Terkadang Risih, Dea Annisa Masih Akrab dengan Panggilan Dea Imut 'Sekarang Sih Udah Biasa Aja'
Sejak kecil, Dea Annisa telah dikenal oleh masyarakat melalui berbagai sinetron dan acara televisi dengan julukan Dea Imut.
Nama Dea Annisa sudah dikenal luas oleh masyarakat sejak masa kecilnya melalui berbagai sinetron dan acara televisi. Meskipun kini usianya telah menginjak tiga puluh tahun, julukan "Dea Imut" tetap melekat kuat pada dirinya.
Dea Annisa mengakui bahwa ia tidak dapat menghindari sebutan yang telah menjadi identitasnya. Ia menyadari bahwa panggilan Dea Imut sudah sangat akrab sejak awal kariernya di dunia hiburan.

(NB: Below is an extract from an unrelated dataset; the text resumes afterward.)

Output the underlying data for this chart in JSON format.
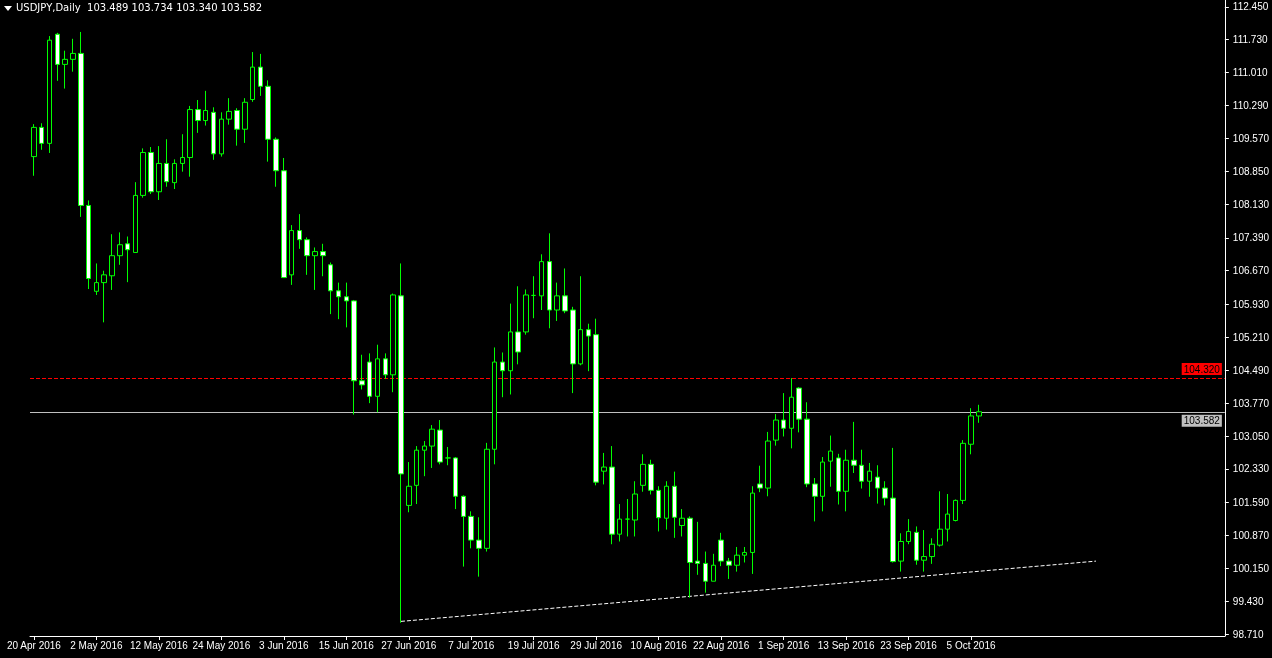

“Ya mau gimana lagi, itu kan udah jadi ciri khas dari kecil juga. Nggak bisa juga yang 'jangan panggil Dea Imut dong',” ungkap Dea Annisa ketika berada di Kawasan Cikini, Jakarta Pusat, saat mengikuti turnamen billiard selebriti pada Minggu (27/7). Ia berharap agar ke depannya dapat lebih dikenal melalui karya-karyanya. “Dea Imut kan yang buat aku dikenal dari kecil,” tambah Dea Annisa.
Dea Awalnya Merasa Tidak Nyaman
Dea awalnya merasa tidak nyaman ketika sering dipanggil dengan nama Dea Imut. Namun, perempuan yang lahir pada tahun 1995 itu mengaku kini sudah tidak terlalu memikirkan hal tersebut dan menyadari bahwa imej tersebut sudah melekat kuat pada dirinya.

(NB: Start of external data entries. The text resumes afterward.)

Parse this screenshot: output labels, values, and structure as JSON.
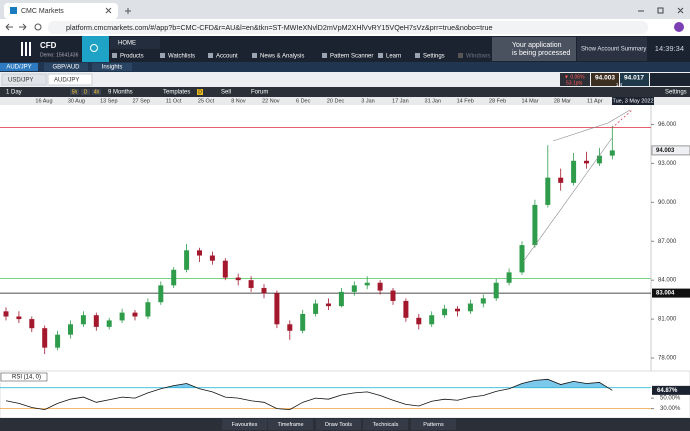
{
  "browser": {
    "tab_title": "CMC Markets",
    "url": "platform.cmcmarkets.com/#/app?b=CMC-CFD&r=AU&l=en&tkn=ST-MWIeXNvlD2mVpM2XHlVvRY15VQeH7sVz&prr=true&nobo=true"
  },
  "app": {
    "product": "CFD",
    "account": "Demo: 15641436",
    "home": "HOME",
    "nav": [
      "Products",
      "Watchlists",
      "Account",
      "News & Analysis",
      "Pattern Scanner",
      "Learn",
      "Settings",
      "Windows"
    ],
    "notice": [
      "Your application",
      "is being processed"
    ],
    "account_summary": "Show Account Summary",
    "clock": "14:39:34"
  },
  "instrument_tabs": [
    "AUD/JPY",
    "GBP/AUD",
    "Insights"
  ],
  "chart_tabs": [
    "USD/JPY",
    "AUD/JPY"
  ],
  "quote": {
    "change_pct": "▼ 0.06%",
    "change_pts": "53.1pts",
    "sell": "94.003",
    "buy": "94.017",
    "spread": "1.4"
  },
  "toolbar": {
    "timeframe": "1 Day",
    "intervals": [
      "5h",
      "D",
      "4h"
    ],
    "range": "9 Months",
    "templates": "Templates",
    "badge": "D",
    "sell": "Sell",
    "forum": "Forum",
    "settings": "Settings"
  },
  "chart": {
    "dates": [
      "16 Aug",
      "30 Aug",
      "13 Sep",
      "27 Sep",
      "11 Oct",
      "25 Oct",
      "8 Nov",
      "22 Nov",
      "6 Dec",
      "20 Dec",
      "3 Jan",
      "17 Jan",
      "31 Jan",
      "14 Feb",
      "28 Feb",
      "14 Mar",
      "28 Mar",
      "11 Apr"
    ],
    "tooltip": "Tue, 3 May 2022",
    "ylim": [
      77.0,
      97.5
    ],
    "yticks": [
      {
        "value": 96,
        "label": "96.000"
      },
      {
        "value": 93,
        "label": "93.000"
      },
      {
        "value": 90,
        "label": "90.000"
      },
      {
        "value": 87,
        "label": "87.000"
      },
      {
        "value": 84,
        "label": "84.000"
      },
      {
        "value": 81,
        "label": "81.000"
      },
      {
        "value": 78,
        "label": "78.000"
      }
    ],
    "levels": [
      {
        "value": 95.77,
        "color": "#e0475a"
      },
      {
        "value": 84.12,
        "color": "#4cc35a"
      },
      {
        "value": 83.004,
        "label": "83.004",
        "color": "#111111"
      }
    ],
    "last": {
      "value": 94.003,
      "label": "94.003"
    },
    "candles": [
      [
        81.6,
        81.9,
        80.9,
        81.2
      ],
      [
        81.2,
        81.6,
        80.7,
        81.0
      ],
      [
        81.0,
        81.2,
        80.0,
        80.3
      ],
      [
        80.3,
        80.5,
        78.3,
        78.8
      ],
      [
        78.8,
        80.1,
        78.6,
        79.8
      ],
      [
        79.8,
        80.9,
        79.5,
        80.6
      ],
      [
        80.6,
        81.6,
        80.4,
        81.3
      ],
      [
        81.3,
        81.5,
        80.1,
        80.4
      ],
      [
        80.4,
        81.1,
        80.2,
        80.9
      ],
      [
        80.9,
        81.8,
        80.7,
        81.5
      ],
      [
        81.5,
        81.7,
        80.9,
        81.2
      ],
      [
        81.2,
        82.6,
        81.0,
        82.3
      ],
      [
        82.3,
        83.9,
        82.1,
        83.6
      ],
      [
        83.6,
        85.0,
        83.4,
        84.8
      ],
      [
        84.8,
        86.8,
        84.6,
        86.3
      ],
      [
        86.3,
        86.5,
        85.4,
        85.9
      ],
      [
        85.9,
        86.2,
        85.2,
        85.5
      ],
      [
        85.5,
        85.7,
        84.0,
        84.2
      ],
      [
        84.2,
        84.5,
        83.6,
        84.0
      ],
      [
        84.0,
        84.3,
        83.1,
        83.4
      ],
      [
        83.4,
        83.7,
        82.6,
        83.0
      ],
      [
        83.0,
        83.2,
        80.3,
        80.6
      ],
      [
        80.6,
        80.9,
        79.4,
        80.1
      ],
      [
        80.1,
        81.7,
        79.9,
        81.4
      ],
      [
        81.4,
        82.5,
        81.2,
        82.2
      ],
      [
        82.2,
        82.6,
        81.7,
        82.0
      ],
      [
        82.0,
        83.4,
        81.9,
        83.1
      ],
      [
        83.1,
        83.9,
        82.8,
        83.6
      ],
      [
        83.6,
        84.3,
        83.3,
        83.8
      ],
      [
        83.8,
        84.0,
        82.9,
        83.2
      ],
      [
        83.2,
        83.4,
        82.1,
        82.4
      ],
      [
        82.4,
        82.6,
        80.8,
        81.1
      ],
      [
        81.1,
        81.4,
        80.2,
        80.6
      ],
      [
        80.6,
        81.6,
        80.4,
        81.3
      ],
      [
        81.3,
        82.1,
        81.1,
        81.8
      ],
      [
        81.8,
        82.0,
        81.2,
        81.6
      ],
      [
        81.6,
        82.5,
        81.4,
        82.2
      ],
      [
        82.2,
        82.9,
        81.9,
        82.6
      ],
      [
        82.6,
        84.1,
        82.4,
        83.8
      ],
      [
        83.8,
        84.9,
        83.6,
        84.6
      ],
      [
        84.6,
        87.0,
        84.4,
        86.7
      ],
      [
        86.7,
        90.2,
        86.5,
        89.8
      ],
      [
        89.8,
        94.4,
        89.6,
        91.9
      ],
      [
        91.9,
        92.6,
        90.9,
        91.5
      ],
      [
        91.5,
        93.8,
        91.3,
        93.2
      ],
      [
        93.2,
        93.9,
        92.6,
        93.0
      ],
      [
        93.0,
        94.2,
        92.8,
        93.6
      ],
      [
        93.6,
        95.9,
        93.3,
        94.0
      ]
    ],
    "up_color": "#2e9c4a",
    "down_color": "#a3182c",
    "rsi": {
      "title": "RSI (14, 0)",
      "ylim": [
        12,
        100
      ],
      "values": [
        45,
        40,
        32,
        28,
        40,
        48,
        52,
        42,
        47,
        52,
        50,
        60,
        68,
        74,
        78,
        68,
        62,
        52,
        50,
        45,
        42,
        30,
        28,
        42,
        50,
        48,
        56,
        60,
        62,
        55,
        46,
        38,
        35,
        44,
        48,
        46,
        52,
        55,
        63,
        68,
        78,
        84,
        86,
        76,
        82,
        78,
        80,
        65
      ],
      "last": {
        "value": 64.87,
        "label": "64.87%"
      },
      "yticks": [
        {
          "value": 50,
          "label": "50.00%"
        },
        {
          "value": 30,
          "label": "30.00%"
        }
      ],
      "upper": 70,
      "lower": 30,
      "fill": "#7cc8ea"
    }
  },
  "bottom_bar": [
    "Favourites",
    "Timeframe",
    "Draw Tools",
    "Technicals",
    "Patterns"
  ]
}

"Awal-awal sih risih, cuma sekarang sih udah biasa aja. Kayak ya udah, emang udah panggilan aku ya mau gimana," ujarnya.
Selain itu, Dea juga mengungkapkan bahwa banyak orang masih menganggapnya sebagai sosok yang anak-anak. Padahal, ia menekankan bahwa usianya kini sudah tidak muda lagi.
"Sering banget, padahal sekarang aku udah 30 tahun. Jadi terlalu sering dengan hal itu. Cuma Dea Imut itu udah ada dari kecil," tuturnya.
Ingin Dipanggil Nama Asli
Dea mengakui keinginannya untuk dipanggil dengan nama aslinya. Meskipun demikian, ia tetap menghormati orang-orang yang masih terbiasa memanggilnya dengan julukan yang lama. "Dea Annisa sih, cuma kalau emang masih banyak yang panggil Dea Imut ya aku nggak apa-apa," pungkas Dea Annisa.
Ia menyadari bahwa setiap orang memiliki kebiasaan masing-masing dalam memanggilnya. Oleh karena itu, walaupun ia lebih suka nama yang sebenarnya, Dea tidak merasa keberatan jika ada yang tetap menggunakan nama panggilan lamanya.